There are other targeted drugs we are looking at, but understanding the biology of sarcoma is critical. When we identify a target, you will be surprised at the opportunities that exist. For example, we know certain sarcomas have loss of SMARCB1 protein that makes them sensitive to tazemetostat, which is an epigenetic modifier.
Tazemetostat had promising results in a small subset of patients with rhabdoid sarcomas. There are also data for a drug targeting MDM2 in certain types of liposarcomas, but there may be some toxicity issues, especially against platelets.

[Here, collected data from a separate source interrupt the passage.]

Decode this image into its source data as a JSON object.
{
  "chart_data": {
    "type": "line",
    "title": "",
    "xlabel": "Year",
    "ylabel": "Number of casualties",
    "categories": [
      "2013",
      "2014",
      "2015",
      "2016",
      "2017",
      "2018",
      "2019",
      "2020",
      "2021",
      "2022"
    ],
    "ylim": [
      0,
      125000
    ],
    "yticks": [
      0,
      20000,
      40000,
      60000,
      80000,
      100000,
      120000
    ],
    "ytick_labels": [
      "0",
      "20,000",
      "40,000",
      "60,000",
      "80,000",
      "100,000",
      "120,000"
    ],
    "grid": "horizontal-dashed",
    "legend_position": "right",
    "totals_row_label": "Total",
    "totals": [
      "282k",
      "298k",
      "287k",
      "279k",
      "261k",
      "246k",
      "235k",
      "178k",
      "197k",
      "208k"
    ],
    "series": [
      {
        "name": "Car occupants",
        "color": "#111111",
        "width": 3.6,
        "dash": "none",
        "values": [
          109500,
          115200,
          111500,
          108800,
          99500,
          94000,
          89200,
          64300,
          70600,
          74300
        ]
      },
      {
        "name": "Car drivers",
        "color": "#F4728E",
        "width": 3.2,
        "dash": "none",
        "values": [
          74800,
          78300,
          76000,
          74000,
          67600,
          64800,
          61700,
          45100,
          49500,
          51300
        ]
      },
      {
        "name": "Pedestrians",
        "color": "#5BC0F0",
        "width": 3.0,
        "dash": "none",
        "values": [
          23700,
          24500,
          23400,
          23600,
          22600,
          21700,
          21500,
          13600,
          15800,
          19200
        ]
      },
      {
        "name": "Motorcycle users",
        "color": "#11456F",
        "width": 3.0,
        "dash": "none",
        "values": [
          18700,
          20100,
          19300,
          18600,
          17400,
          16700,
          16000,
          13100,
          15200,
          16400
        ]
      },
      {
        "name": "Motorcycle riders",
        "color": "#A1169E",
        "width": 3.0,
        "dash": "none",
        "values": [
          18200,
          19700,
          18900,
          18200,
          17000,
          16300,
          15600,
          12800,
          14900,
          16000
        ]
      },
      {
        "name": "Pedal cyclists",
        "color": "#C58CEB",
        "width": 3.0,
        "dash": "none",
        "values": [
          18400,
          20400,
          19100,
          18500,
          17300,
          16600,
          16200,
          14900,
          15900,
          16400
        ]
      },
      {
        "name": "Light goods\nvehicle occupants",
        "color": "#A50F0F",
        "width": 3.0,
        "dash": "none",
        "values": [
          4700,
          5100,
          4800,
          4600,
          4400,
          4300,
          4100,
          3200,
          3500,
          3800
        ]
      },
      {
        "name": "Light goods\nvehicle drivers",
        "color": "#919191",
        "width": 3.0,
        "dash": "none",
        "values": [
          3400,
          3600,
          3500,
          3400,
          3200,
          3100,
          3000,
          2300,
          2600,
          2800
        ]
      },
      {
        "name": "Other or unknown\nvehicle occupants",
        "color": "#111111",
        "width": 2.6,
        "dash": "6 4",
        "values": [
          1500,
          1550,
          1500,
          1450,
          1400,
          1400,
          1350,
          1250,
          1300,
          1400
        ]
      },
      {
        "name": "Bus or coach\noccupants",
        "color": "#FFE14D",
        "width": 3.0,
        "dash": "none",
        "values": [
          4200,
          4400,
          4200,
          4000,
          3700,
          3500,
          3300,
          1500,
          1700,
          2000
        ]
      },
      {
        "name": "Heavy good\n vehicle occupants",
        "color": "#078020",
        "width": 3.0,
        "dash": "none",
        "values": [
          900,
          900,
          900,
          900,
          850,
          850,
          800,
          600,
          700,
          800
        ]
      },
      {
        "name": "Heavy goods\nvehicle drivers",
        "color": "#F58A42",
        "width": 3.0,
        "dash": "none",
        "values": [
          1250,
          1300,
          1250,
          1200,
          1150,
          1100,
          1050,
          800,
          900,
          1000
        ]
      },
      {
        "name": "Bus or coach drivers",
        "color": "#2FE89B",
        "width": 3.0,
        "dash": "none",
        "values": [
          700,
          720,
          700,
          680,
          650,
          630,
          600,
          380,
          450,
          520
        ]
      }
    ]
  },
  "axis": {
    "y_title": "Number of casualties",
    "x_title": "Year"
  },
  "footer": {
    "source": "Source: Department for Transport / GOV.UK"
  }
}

Can you explain how the genomic heterogeneity of some sarcoma types affects your treatment decisions?
Sarcoma is a challenge in general. There are about 13,000 cases a year spanning up to 60 different subtypes. A sarcoma oncologist needs to understand that even though you call a tumor “sarcoma,” you are really talking about 60 different cancer types, each with a different genomic background.
Because of differences in the tumor’s genomic background, drugs that work for one sarcoma may not work for another sarcoma. It takes a lot of practice and training to understand which genes drive the tumor and whether drugs are available to target those genes and stop those cancer cells from growing or kill them.
That understanding, however, can open the door to a lot of therapeutic opportunities. Not only is there genomic heterogeneity between sarcoma types, there is genetic heterogeneity among tumors within the same sarcoma type. That is not just true of sarcoma — it is true of all cancers that we treat.
Does it affect our treatment decisions in sarcoma? Well, we think about it, but I don’t think it affects our decision about what to do or whether to treat at the moment.
We do, however, have to start thinking about the genetic heterogeneity within a sarcoma type because eventually we will have to select drugs that target not just 1 gene but instead target many of the drivers of that tumor type.
It is hard to adjust therapy for the heterogeneity within 1 type of sarcoma, but clearly we can tailor our therapies to account for the heterogeneity between the 50 or 60 sarcoma subtypes. We can come to understand the genomic background of each type of sarcoma and then develop or use drugs that specifically target genes known to regulate the patient’s sarcoma subtype.
1) Tap WD, Jones RL, Van Tine BA, et al. Olaratumab and doxorubicin versus doxorubicin alone for treatment of soft-tissue sarcoma: an open-label phase 1b and randomised phase 2 trial. Lancet. 2016;388(10043):488-97.
2) Schöffski P, Chawla S, Maki RG, et al. Eribulin versus dacarbazine in previously treated patients with advanced liposarcoma or leiomyosarcoma: a randomised, open-label, multicentre, phase 3 trial. Lancet. 2016;387(10028):1629-37.